Les crimes des milices anti-balaka
En réaction à cette prise de pouvoir, les milices anti-balaka, composées en majorité de partisans de Bozizé et issues des milieux chrétiens et animistes, se sont organisées pour lutter contre la Séléka, à majorité musulmane. Ce conflit a rapidement pris une dimension intercommunautaire, débouchant sur des violences d’une extrême brutalité. Les milices anti-balaka, sous la direction de chefs tels que Yekatom et Ngaïssona, ont été responsables d’innombrables exactions.
Parmi les crimes retenus par la CPI figurent des attaques ciblées contre des civils musulmans, des actes de torture, des persécutions à caractère ethnique ou religieux, ainsi que des traitements inhumains et dégradants. Les juges ont établi que ces violences n’étaient pas le fruit du hasard ou d’initiatives isolées, mais qu’elles répondaient à une stratégie planifiée de terreur et de purification communautaire. La condamnation d’Alfred Yekatom et Patrick-Edouard Ngaïssona est d’autant plus symbolique que les deux hommes occupaient des fonctions publiques influentes avant ou après les faits.
Responsabilités et symbolique
Yekatom, surnommé « Rambo », était un personnage craint sur le terrain, connu pour sa brutalité. Ngaïssona, quant à lui, jouissait d’un vernis de respectabilité en tant que responsable sportif. Mais les juges ont conclu qu’il avait joué un rôle central dans le financement, la coordination et l’organisation des milices anti-balaka. Les peines prononcées confirment la responsabilité pénale individuelle de leaders politiques et militaires dans des crimes de masse. Elles rappellent aussi que la CPI, malgré ses lenteurs, reste un recours pour les peuples victimes de violences systémiques.
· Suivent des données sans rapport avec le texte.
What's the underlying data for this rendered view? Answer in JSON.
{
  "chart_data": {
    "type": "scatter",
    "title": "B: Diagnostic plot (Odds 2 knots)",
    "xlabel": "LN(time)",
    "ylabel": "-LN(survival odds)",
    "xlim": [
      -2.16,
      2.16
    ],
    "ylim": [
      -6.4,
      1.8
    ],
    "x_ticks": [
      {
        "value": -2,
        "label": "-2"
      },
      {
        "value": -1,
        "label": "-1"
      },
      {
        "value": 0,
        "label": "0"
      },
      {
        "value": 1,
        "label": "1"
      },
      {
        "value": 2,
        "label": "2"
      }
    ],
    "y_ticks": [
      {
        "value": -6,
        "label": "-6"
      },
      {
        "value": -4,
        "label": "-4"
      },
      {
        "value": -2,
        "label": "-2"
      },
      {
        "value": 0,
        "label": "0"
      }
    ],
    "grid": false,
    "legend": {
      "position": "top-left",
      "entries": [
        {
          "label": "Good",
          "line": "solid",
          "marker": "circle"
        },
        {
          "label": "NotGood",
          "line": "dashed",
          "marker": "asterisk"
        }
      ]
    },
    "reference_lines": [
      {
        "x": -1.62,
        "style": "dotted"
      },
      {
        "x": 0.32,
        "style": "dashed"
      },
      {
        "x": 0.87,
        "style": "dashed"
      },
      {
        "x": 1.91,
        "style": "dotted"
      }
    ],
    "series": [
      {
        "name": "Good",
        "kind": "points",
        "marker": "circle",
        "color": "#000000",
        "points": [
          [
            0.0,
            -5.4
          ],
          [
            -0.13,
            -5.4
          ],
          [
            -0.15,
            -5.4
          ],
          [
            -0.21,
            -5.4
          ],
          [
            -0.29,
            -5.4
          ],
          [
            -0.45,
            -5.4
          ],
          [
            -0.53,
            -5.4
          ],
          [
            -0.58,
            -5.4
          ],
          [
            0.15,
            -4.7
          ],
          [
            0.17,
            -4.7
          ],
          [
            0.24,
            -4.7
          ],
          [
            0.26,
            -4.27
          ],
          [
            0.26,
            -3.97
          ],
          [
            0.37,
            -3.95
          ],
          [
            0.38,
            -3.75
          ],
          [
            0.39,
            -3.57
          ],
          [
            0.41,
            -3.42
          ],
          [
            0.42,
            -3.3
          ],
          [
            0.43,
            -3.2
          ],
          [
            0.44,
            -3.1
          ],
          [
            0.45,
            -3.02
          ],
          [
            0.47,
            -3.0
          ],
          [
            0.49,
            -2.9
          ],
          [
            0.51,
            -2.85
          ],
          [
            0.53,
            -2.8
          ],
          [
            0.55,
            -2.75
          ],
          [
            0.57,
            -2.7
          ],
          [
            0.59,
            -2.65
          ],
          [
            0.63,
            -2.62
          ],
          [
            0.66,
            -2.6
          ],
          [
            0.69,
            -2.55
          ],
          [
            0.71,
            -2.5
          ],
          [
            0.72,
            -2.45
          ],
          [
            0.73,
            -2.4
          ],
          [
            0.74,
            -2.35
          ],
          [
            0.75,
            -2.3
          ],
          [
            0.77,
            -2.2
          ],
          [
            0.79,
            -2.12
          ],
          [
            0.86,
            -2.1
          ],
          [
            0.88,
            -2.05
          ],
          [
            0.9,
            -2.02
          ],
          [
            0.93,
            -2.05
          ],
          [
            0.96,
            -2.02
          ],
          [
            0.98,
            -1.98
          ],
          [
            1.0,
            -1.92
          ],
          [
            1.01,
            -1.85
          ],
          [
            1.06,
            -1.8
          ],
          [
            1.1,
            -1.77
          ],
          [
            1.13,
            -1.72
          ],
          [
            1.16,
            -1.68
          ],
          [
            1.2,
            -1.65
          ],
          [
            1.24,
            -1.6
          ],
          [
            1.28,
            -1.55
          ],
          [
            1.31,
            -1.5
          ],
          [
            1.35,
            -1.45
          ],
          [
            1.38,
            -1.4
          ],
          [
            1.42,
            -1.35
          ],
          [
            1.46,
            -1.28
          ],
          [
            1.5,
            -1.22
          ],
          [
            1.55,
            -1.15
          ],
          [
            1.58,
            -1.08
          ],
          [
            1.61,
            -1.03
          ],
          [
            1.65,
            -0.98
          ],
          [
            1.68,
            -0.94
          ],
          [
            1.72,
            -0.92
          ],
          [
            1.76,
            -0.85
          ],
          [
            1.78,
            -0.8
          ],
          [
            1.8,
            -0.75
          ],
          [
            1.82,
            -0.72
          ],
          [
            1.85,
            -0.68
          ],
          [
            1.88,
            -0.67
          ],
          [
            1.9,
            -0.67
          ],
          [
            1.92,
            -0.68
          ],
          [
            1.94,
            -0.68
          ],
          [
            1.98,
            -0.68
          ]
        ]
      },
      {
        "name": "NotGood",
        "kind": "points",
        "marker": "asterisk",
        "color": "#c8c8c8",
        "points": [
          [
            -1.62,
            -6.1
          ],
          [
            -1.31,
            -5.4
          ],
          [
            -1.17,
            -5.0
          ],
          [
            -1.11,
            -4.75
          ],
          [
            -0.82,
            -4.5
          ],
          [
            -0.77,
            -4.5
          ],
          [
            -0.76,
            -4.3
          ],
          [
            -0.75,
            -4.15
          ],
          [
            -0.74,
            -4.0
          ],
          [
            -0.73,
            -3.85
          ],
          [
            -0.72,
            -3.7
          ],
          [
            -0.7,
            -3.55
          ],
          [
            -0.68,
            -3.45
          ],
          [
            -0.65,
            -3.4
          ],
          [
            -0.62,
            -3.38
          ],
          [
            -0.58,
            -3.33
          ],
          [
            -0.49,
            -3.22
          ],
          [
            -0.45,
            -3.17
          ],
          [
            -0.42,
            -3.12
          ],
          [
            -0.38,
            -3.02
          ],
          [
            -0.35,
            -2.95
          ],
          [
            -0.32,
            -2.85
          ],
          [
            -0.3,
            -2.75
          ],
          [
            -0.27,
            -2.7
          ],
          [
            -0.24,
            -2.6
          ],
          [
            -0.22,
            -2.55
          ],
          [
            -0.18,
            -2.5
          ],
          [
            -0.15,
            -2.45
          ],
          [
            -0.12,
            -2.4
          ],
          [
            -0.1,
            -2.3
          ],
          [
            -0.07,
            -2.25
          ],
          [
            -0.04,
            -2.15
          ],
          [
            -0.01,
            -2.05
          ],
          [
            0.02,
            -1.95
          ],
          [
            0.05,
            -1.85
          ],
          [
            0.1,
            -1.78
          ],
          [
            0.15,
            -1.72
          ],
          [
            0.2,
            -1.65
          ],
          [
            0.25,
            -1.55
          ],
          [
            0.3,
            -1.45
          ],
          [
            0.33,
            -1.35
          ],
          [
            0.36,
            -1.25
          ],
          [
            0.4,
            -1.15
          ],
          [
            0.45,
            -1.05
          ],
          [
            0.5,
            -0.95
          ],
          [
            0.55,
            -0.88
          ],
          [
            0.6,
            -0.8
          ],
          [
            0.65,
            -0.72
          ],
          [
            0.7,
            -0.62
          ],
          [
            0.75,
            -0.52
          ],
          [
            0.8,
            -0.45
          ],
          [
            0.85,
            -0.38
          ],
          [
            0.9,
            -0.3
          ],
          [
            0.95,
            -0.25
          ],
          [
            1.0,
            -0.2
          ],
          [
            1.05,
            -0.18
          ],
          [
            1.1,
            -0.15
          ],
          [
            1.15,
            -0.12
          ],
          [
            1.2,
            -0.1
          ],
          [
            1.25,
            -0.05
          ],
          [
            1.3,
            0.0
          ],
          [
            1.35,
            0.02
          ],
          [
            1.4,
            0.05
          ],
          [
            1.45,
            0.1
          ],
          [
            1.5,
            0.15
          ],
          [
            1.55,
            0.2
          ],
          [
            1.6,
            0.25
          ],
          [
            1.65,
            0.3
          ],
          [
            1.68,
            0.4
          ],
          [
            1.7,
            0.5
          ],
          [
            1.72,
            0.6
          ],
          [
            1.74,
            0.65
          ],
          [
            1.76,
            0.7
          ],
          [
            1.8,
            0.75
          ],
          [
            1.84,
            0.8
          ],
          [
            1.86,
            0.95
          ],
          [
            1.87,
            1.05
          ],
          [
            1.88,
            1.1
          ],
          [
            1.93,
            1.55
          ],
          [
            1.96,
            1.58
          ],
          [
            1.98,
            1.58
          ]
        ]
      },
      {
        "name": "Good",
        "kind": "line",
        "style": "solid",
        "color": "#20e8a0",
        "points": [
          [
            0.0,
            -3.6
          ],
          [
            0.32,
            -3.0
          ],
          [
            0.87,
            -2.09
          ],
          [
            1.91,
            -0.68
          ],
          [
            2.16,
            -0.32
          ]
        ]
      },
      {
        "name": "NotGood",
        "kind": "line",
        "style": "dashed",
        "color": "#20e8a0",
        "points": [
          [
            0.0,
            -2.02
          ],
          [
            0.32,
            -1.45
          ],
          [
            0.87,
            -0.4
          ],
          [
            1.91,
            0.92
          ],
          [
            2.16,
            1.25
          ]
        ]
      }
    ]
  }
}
Cependant, la question de la justice en Centrafrique reste largement ouverte. D’autres auteurs présumés de crimes de guerre et de crimes contre l’humanité n’ont pas encore été jugés, qu’ils soient issus des rangs de la Séléka ou des anti-balaka. Les avocats des deux condamnés ont d’ores et déjà indiqué leur intention de faire appel, prolongeant ainsi un processus judiciaire déjà long et complexe. Il reviendra aux juges d’appel de déterminer si les peines sont proportionnelles aux crimes commis.